What does work is an architecture that separates language processing from decision-making. Here is how it works in three steps:

  1. Input and Translation. A specialized AI reads a resume or transcript and extracts specific facts: "Candidate has 5 years of Python experience." At this stage, input guardrails check for data quality issues, personally identifiable information leaks, and adversarial manipulation attempts. The AI is the translator, not the decision-maker.

  2. Structured Reasoning. Those extracted facts are mapped to a knowledge graph — a structured map that defines how skills, roles, and requirements relate to each other. A rule engine then applies your business logic deterministically: IF experience is at least 5 years AND skill equals Python, THEN eligible equals true. The AI cannot "hallucinate" a policy because the rules are written in code, not generated by prediction.

  3. Auditable Output. Every recommendation generates a clear logic trail showing exactly which rule was triggered, by which data point, in which document. Output guardrails scan for bias, errors, and policy violations before any result reaches a recruiter. Techniques like SHAP — which assigns a specific contribution value to each factor in a decision — let you show a regulator or a judge that "Skill X contributed +15 to this candidate's score" and nothing else drove the outcome.

This is the difference that matters to your compliance team. When a regulator asks "why was this person rejected," you can point to a specific rule applied to a specific fact. You are not asking an AI to guess at its own reasoning after the fact.

Your organization should also implement adversarial debiasing during model training. This technique trains a secondary model to detect whether the primary model's outputs reveal protected characteristics like race or age. If the secondary model succeeds, the primary model is penalized and retrained. The result is a system that actively removes discriminatory patterns rather than hoping they do not appear.

Finally, build a three lines of defense model for AI risk management. Your business units own day-to-day AI risk, including training data selection and candidate anonymization. A risk and compliance function maintains model registries and monitors selection rates continuously. An independent audit function verifies everything — including the mandatory annual bias audits required under laws like NYC Local Law 144.

The shift toward sovereign AI deployment — running models inside your own infrastructure rather than through third-party APIs — gives you control over data provenance and traceability. Your proprietary hiring data stays yours. Your models do not change unpredictably because a vendor pushed an update.
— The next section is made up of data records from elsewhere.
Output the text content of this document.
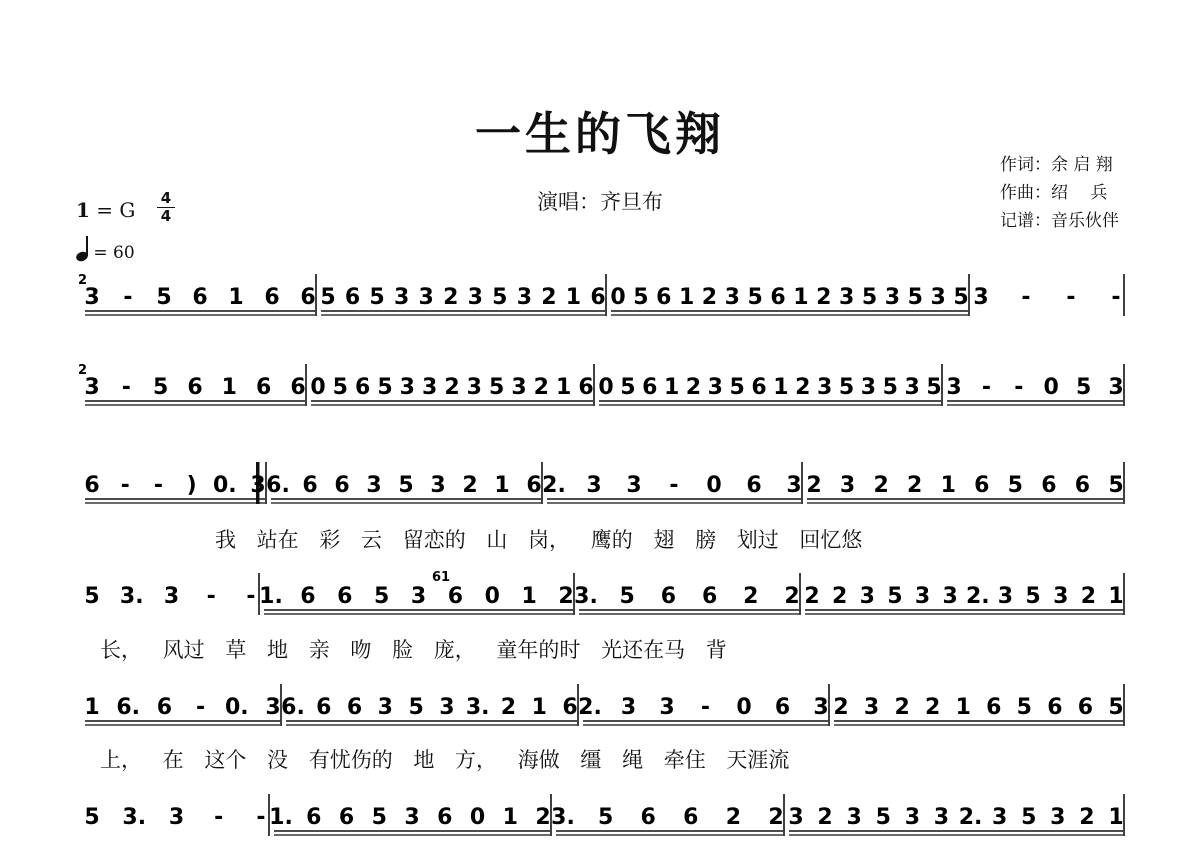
一生的飞翔
演唱：齐旦布
作词：余 启 翔
作曲：绍 　兵
记谱：音乐伙伴
1 = G	4
4
= 60
2
3 - 5 6 1 6 6 5 6 5 3 3 2 3 5 3 2 1 6 0 5 6 1 2 3 5 6 1 2 3 5 3 5 3 5 3 - - -
2
3 - 5 6 1 6 6 0 5 6 5 3 3 2 3 5 3 2 1 6 0 5 6 1 2 3 5 6 1 2 3 5 3 5 3 5 3 - - 0 5 3
6 - - ) 0. 3 6. 6 6 3 5 3 2 1 6 2. 3 3 - 0 6 3 2 3 2 2 1 6 5 6 6 5
61
5 3. 3 - - 1. 6 6 5 3 6 0 1 2 3. 5 6 6 2 2 2 2 3 5 3 3 2. 3 5 3 2 1
1 6. 6 - 0. 3 6. 6 6 3 5 3 3. 2 1 6 2. 3 3 - 0 6 3 2 3 2 2 1 6 5 6 6 5
5 3. 3 - - 1. 6 6 5 3 6 0 1 2 3. 5 6 6 2 2 3 2 3 5 3 3 2. 3 5 3 2 1
我 站在 彩 云 留恋的 山 岗， 鹰的 翅 膀 划过 回忆悠
长， 风过 草 地 亲 吻 脸 庞， 童年的时 光还在马 背
上， 在 这个 没 有忧伤的 地 方， 海做 缰 绳 牵住 天涯流
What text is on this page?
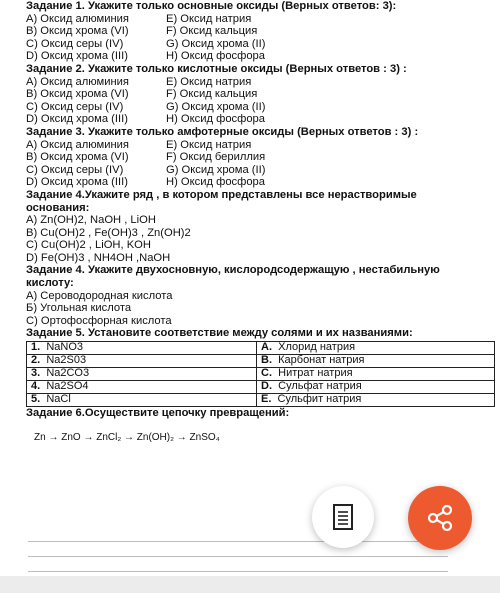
Задание 1. Укажите только основные оксиды (Верных ответов: 3):
А) Оксид алюминия	Е) Оксид натрия
В) Оксид хрома (VI)	F) Оксид кальция
С) Оксид серы (IV)	G) Оксид хрома (II)
D) Оксид хрома (III)	H) Оксид фосфора
Задание 2. Укажите только кислотные оксиды (Верных ответов : 3) :
А) Оксид алюминия	Е) Оксид натрия
В) Оксид хрома (VI)	F) Оксид кальция
С) Оксид серы (IV)	G) Оксид хрома (II)
D) Оксид хрома (III)	H) Оксид фосфора
Задание 3. Укажите только амфотерные оксиды (Верных ответов : 3) :
А) Оксид алюминия	Е) Оксид натрия
В) Оксид хрома (VI)	F) Оксид бериллия
С) Оксид серы (IV)	G) Оксид хрома (II)
D) Оксид хрома (III)	H) Оксид фосфора
Задание 4.Укажите ряд , в котором представлены все нерастворимые основания:
A) Zn(OH)2, NaOH , LiOH
B) Cu(OH)2 , Fe(OH)3 , Zn(OH)2
C) Cu(OH)2 , LiOH, KOH
D) Fe(OH)3 , NH4OH ,NaOH
Задание 4. Укажите двухосновную, кислородсодержащую , нестабильную кислоту:
А) Сероводородная кислота
Б) Угольная кислота
С) Ортофосфорная кислота
Задание 5. Установите соответствие между солями и их названиями:
1. NaNO3	A. Хлорид натрия
2. Na2S03	B. Карбонат натрия
3. Na2CO3	C. Нитрат натрия
4. Na2SO4	D. Сульфат натрия
5. NaCl	E. Сульфит натрия
Задание 6.Осуществите цепочку превращений:
Zn → ZnO → ZnCl₂ → Zn(OH)₂ → ZnSO₄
The HR and talent technology industry is moving from automation to verification. The companies that build fairness audits and bias mitigation into their core architecture — not as an afterthought — will be the ones still standing when the next ruling comes down. You can read the full technical analysis or explore the interactive version for deeper detail on the legal precedents and technical architecture.

Key Takeaways

  • A federal court ruled in 2024 that AI hiring vendors qualify as legal "agents" — making them directly liable for discrimination under Title VII, the ADA, and the ADEA.
  • Workday's platform processed roughly 1.1 billion application rejections during the litigation period, and a nationwide collective action now covers potentially millions of applicants over 40.
  • AI models discriminate through proxy variables like email domains, years of experience, and outdated technology references — without ever seeing a candidate's age.
  • Annual bias audits alone are not enough; continuous monitoring, deterministic rule engines, and auditable logic trails are required to defend your hiring decisions in court.
  • NYC Local Law 144 penalties range from $500 to $1,500 per violation per day — but the real cost is having your company named in a court-ordered notice to millions of rejected applicants.

The Bottom Line

The Mobley v. Workday ruling means your AI hiring vendor's discrimination is now your discrimination. Every automated rejection your company cannot explain is a liability. Ask your vendor: can you show me the exact rule, applied to the exact data point, that caused each candidate rejection — and can you produce that logic trail in court?

FAQ

Frequently Asked Questions

Can AI hiring tools be sued for discrimination?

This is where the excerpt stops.